We set off on foot from the hillside village, down the rich, red, dirt trail into the deep ravine and heavily forested valley dotted with small patches of farmed bananas, on our way to meet the elephants of the Mondulkiri Sanctuary. One of our guides leads the way down the ever increasingly steep path and stops, thankfully, to machete down a few bamboo walking sticks to aid our travel through the dense forest. The forest is very quiet and just an occasional bird can be heard above the roar of the river below where we’ll be spending the afternoon.
About 2 km along the path we come upon an elephant and her mahout waiting for us along the trail. She is magnificent! Shal is her name we find out and she’s happy to see us a we are bearing a gift of bananas.
This is my first experience having the extreme pleasure of meeting and connecting with an elephant in her own natural environment and it is deeply moving.
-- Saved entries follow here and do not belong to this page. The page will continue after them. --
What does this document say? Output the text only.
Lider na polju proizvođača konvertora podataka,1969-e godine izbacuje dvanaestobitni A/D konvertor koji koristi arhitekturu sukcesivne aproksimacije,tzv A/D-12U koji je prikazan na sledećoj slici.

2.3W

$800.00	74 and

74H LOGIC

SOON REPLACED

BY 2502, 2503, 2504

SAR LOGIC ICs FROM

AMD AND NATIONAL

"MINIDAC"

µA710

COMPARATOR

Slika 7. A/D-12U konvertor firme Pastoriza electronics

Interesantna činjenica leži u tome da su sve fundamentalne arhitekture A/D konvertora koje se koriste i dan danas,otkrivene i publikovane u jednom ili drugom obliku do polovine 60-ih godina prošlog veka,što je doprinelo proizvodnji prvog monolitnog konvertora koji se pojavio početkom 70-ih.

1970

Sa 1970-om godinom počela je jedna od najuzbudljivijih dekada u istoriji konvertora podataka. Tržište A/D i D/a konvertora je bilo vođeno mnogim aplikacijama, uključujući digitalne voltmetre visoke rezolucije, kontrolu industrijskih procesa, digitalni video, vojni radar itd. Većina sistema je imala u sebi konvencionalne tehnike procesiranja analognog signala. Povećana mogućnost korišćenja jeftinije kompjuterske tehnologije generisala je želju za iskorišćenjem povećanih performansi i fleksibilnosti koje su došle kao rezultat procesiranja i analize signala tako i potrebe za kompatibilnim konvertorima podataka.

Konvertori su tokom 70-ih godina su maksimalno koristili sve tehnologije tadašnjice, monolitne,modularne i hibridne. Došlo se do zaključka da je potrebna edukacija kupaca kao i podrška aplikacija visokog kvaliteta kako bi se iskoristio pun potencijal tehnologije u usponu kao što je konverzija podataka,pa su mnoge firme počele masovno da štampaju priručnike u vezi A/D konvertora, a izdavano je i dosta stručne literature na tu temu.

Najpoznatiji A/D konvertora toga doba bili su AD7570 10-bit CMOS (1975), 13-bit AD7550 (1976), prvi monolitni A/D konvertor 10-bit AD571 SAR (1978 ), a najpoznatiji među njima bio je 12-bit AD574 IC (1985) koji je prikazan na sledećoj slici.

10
A bit hesitant at first, she happily accepts the bananas and warms to our presence quickly. We all continue through the forest for another kilometer when Shal & her mahout break off down another trial for a bit of grazing and we continue down to the river’s edge where we’ll meet up again later.
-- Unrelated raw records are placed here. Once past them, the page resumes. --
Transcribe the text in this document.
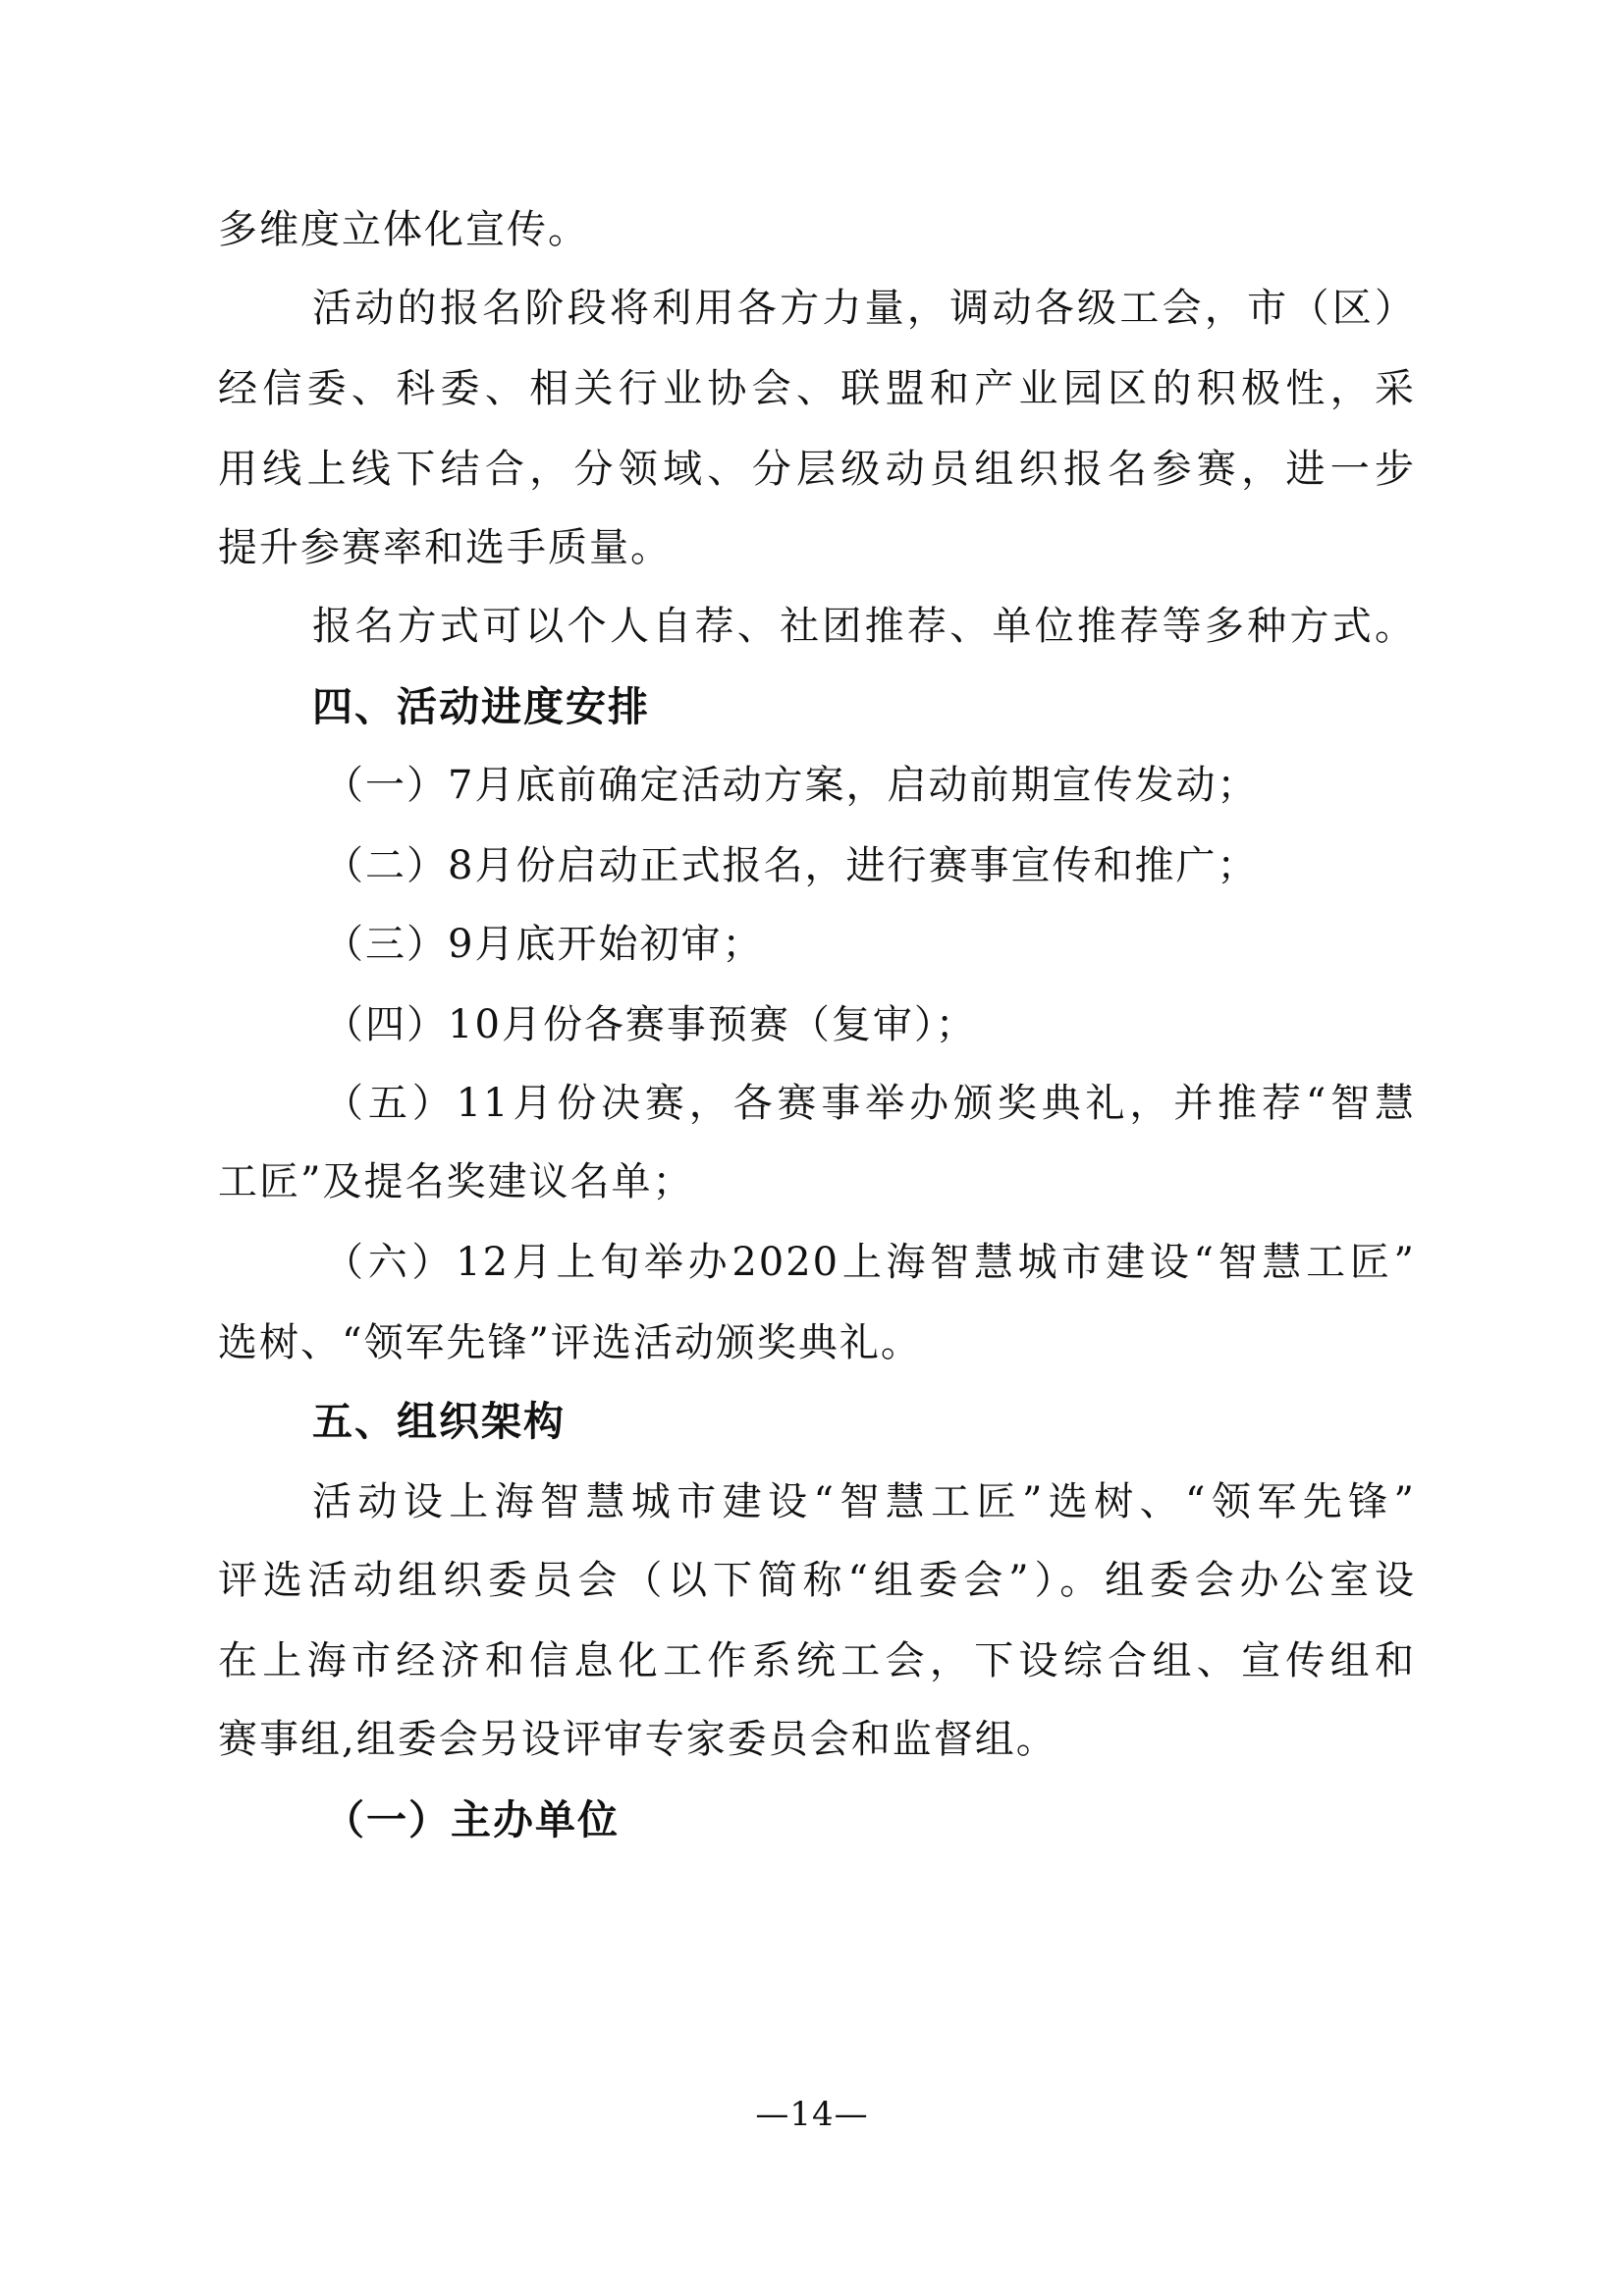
多维度立体化宣传。
活动的报名阶段将利用各方力量，调动各级工会，市（区）
经信委、科委、相关行业协会、联盟和产业园区的积极性，采
用线上线下结合，分领域、分层级动员组织报名参赛，进一步
提升参赛率和选手质量。
报名方式可以个人自荐、社团推荐、单位推荐等多种方式。
四、活动进度安排
（一）7月底前确定活动方案，启动前期宣传发动；
（二）8月份启动正式报名，进行赛事宣传和推广；
（三）9月底开始初审；
（四）10月份各赛事预赛（复审）；
（五）11月份决赛，各赛事举办颁奖典礼，并推荐“智慧
工匠”及提名奖建议名单；
（六）12月上旬举办2020上海智慧城市建设“智慧工匠”
选树、“领军先锋”评选活动颁奖典礼。
五、组织架构
活动设上海智慧城市建设“智慧工匠”选树、“领军先锋”
评选活动组织委员会（以下简称“组委会”）。组委会办公室设
在上海市经济和信息化工作系统工会，下设综合组、宣传组和
赛事组,组委会另设评审专家委员会和监督组。
（一）主办单位
—14—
As we come upon the rushing waters of the river at the bottom of the valley we are delighted to meet a few more members of the tribe who have begun preparations for our noon meal together.
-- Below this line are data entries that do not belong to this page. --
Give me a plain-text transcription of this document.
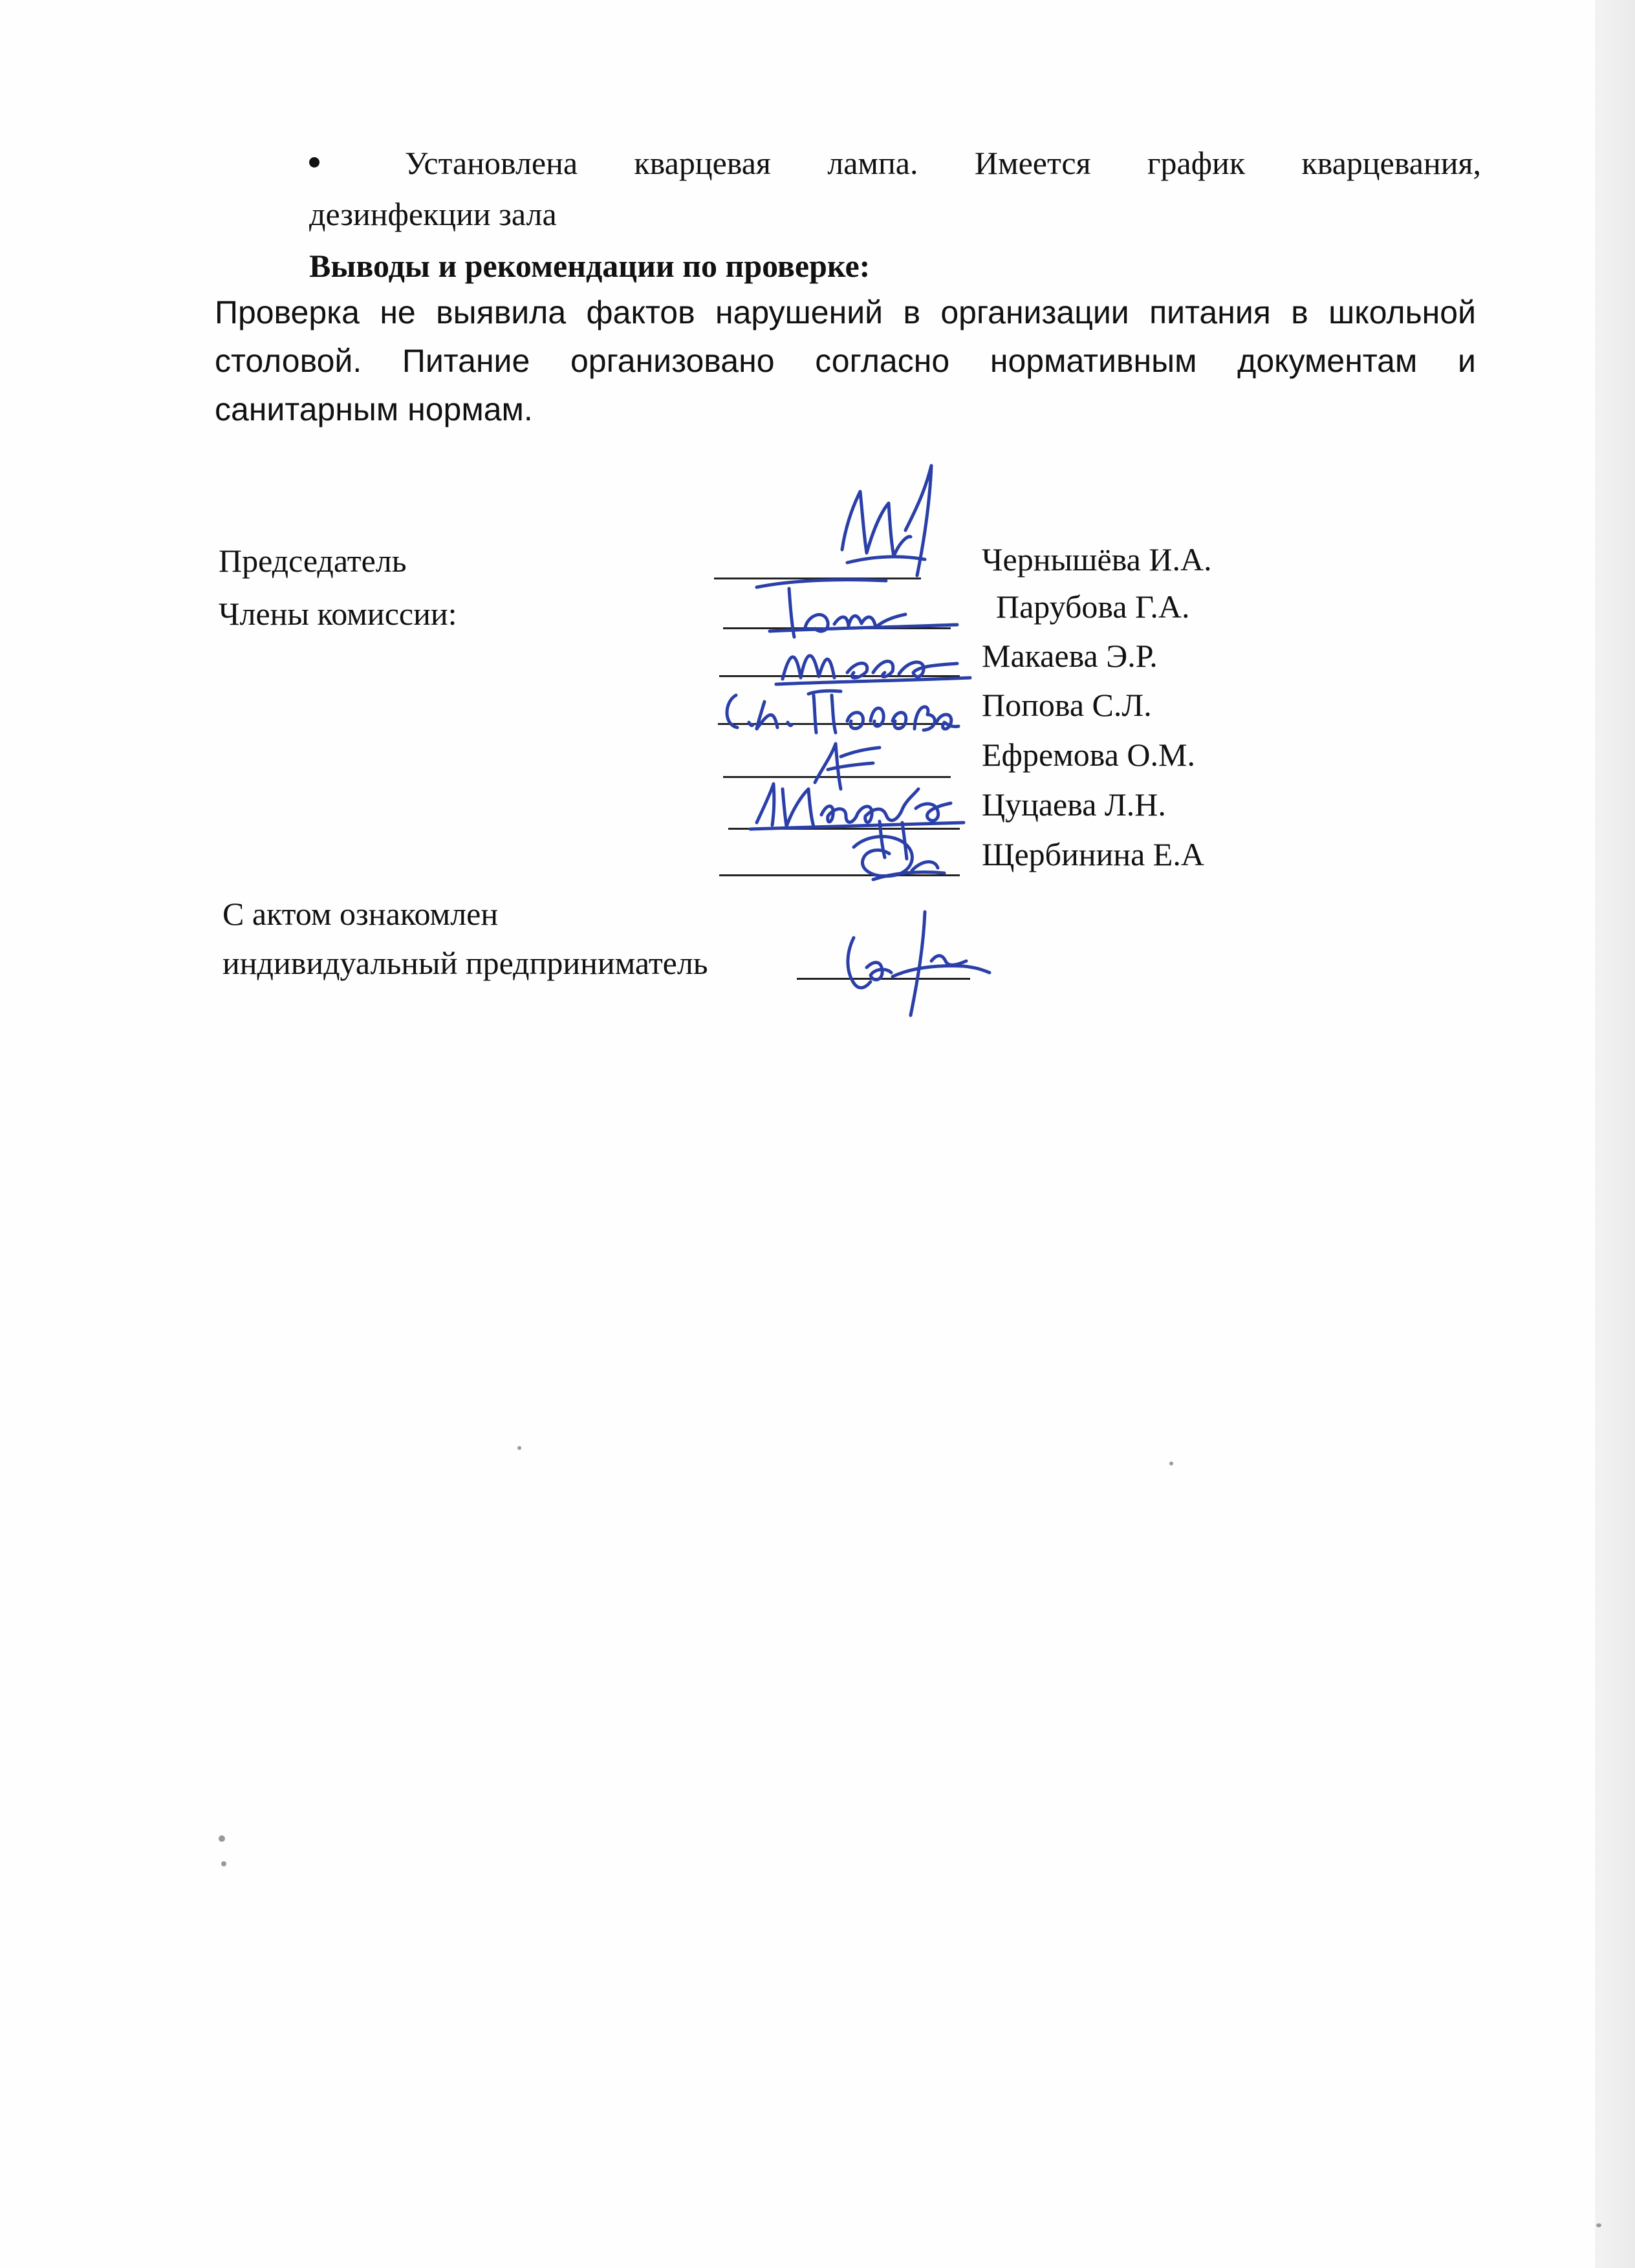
Установлена кварцевая лампа. Имеется график кварцевания,
дезинфекции зала
Выводы и рекомендации по проверке:
Проверка не выявила фактов нарушений в организации питания в школьной
столовой. Питание организовано согласно нормативным документам и
санитарным нормам.
Председатель
Члены комиссии:
Чернышёва И.А.
Парубова Г.А.
Макаева Э.Р.
Попова С.Л.
Ефремова О.М.
Цуцаева Л.Н.
Щербинина Е.А
С актом ознакомлен
индивидуальный предприниматель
A few scattered raised platforms with thatched roofs dot the clearing and the camp cook fire has already begun to crackle. A lovely woman and her young child are sitting on one of the platforms cutting up vegetables. She smiles warmly and we chat in sign language as she deftly puts her knife to work on mushrooms, garlic, a type of squash that cooks up much like a tomatillo along with green onion and the local chili peppers. The really cool thing here is that all of our lunch ingredients come from the forest, as this is their traditional way of life.
Our cook, also one of our guides down the ravine trail, sets to work chopping down a bamboo shaft about 2″ in diameter and 2 1/2 feet long with a bevel at one end. Yes, this will be the cooking pot for one of our dishes. He offers me a sniff of the bamboo’s center, it has a lovely fresh, sweet smell which we will find out lends a delightful flavor to our meal. The chopped veggies are layered into the bamboo shafts and then they are placed on the coals of the campfire. Next the beef ( the one thing we brought along not from the forest) is sliced and placed between a split bamboo pole like a skewer and tied with a vine. Onto the coals that goes as well. Soon the mixture in the bamboo is simmering and smelling fantastic! Lunch is served with rice, of course, and all are happily enjoying the meal together.
As we rest after lunch in the shade on our raised bamboo platform overlooking the rushing river, out of the forest pops sweet Shal once again. It appears its time for her daily dip in the river and a good scrub. To our delight we are invited to swim with her. Very carefully she lowers herself down through the tangled roots that line the river’s edge, across the rocks in the shallows and into a cool green pool in the center of the river where she joyfully dips her huge bulk under the water and appears weightless.
Blowing bubbles from her trunk and rolling on her side she awaits a good rub down of her skin and almost seems to smile. Soft, deeply wrinkled skin, sparsely covered with inch long, coarse black hair, we can’t resist rubbing her all over as she seems to welcome our attentions. We all play in the water for quite some time until she decides it time to get out. Up the bank she clamors and we continue our afternoon with her as one of our group, using sign language the the language of touch and smell to get to know each other and become friends. What an experience this has been!